In an AEI symposium of conservative women, participants cheered the toughness and courage of the New York firemen and policemen of Sept. 11 and the valor and strength of the American soldiers of Afghanistan and Iraq. Observed one of them: "Bill Clinton was virile - in a sleazy way." George W., on the other hand, exhibits a "contained channeled virility," displaying testosterone and camaraderie on the deck of the USS Abraham Lincoln.
These women lament the loss of chivalry in daily life. A mother among them recalls that when she was pregnant and riding the subway every day, a man rarely stood to offer her his seat. Charlotte Hays, a Mississippian, recalled her grandfather as the most masculine man in her life. "He supported seven children and never failed to stand when a woman came into the room."
Men were even more disdainful than the women of Al Gore as observed in the 2000 presidential campaign, reprieving some of the popular jests. Billy Crystal joked that Al Gore sounded like a "gay waiter." Harry Shearer, who does the voices for certain characters on "The Simpsons," said the former vice president sounded like a "gay robot."

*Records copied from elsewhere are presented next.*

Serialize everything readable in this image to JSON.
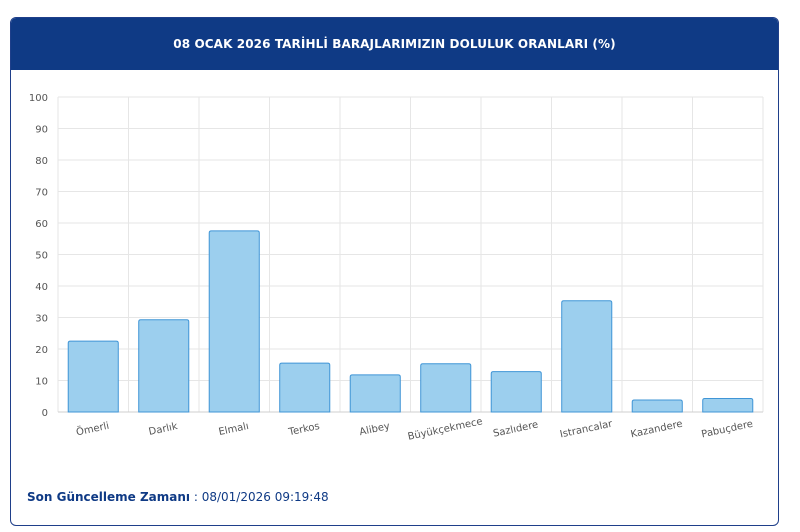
{
  "header": {
    "title": "08 OCAK 2026 TARİHLİ BARAJLARIMIZIN DOLULUK ORANLARI (%)"
  },
  "footer": {
    "label": "Son Güncelleme Zamanı",
    "separator": " : ",
    "value": "08/01/2026 09:19:48"
  },
  "colors": {
    "header_bg": "#0f3a85",
    "bar_fill": "#9ccfee",
    "bar_stroke": "#3f95d6",
    "grid": "#e6e6e6",
    "footer_text": "#0f3a85"
  },
  "chart_data": {
    "type": "bar",
    "categories": [
      "Ömerli",
      "Darlık",
      "Elmalı",
      "Terkos",
      "Alibey",
      "Büyükçekmece",
      "Sazlıdere",
      "Istrancalar",
      "Kazandere",
      "Pabuçdere"
    ],
    "values": [
      22.5,
      29.3,
      57.5,
      15.5,
      11.8,
      15.3,
      12.8,
      35.3,
      3.8,
      4.3
    ],
    "ylim": [
      0,
      100
    ],
    "yticks": [
      "0",
      "10",
      "20",
      "30",
      "40",
      "50",
      "60",
      "70",
      "80",
      "90",
      "100"
    ],
    "grid": true,
    "legend": false
  }
}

Camille Paglia, the outspoken scholar of "sexual personae," was particularly vicious, judging that Al Gore's "prissy, lisping, Little Lord Fauntleroy persona . borders on epicene." Paglia, who appreciates men who act like men, calls masculinity "the most creative cultural force in history." She identifies the construction of America's beautifully constructed bridges as "sublime male poetry."
The panelists concluded that not only is "maleness" back in fashion among the nation's leadership, but that male aggression abetted and constrained by valor, honor and self-sacrifice is good for society. Kate O'Beirne, Washington editor of National Review, cut to the core. Answering Freud's famous question, "What do Women Want?" she offers an earthy rejoinder: "Women don't want a guy to feel their pain, they want a guy to clean the gutters."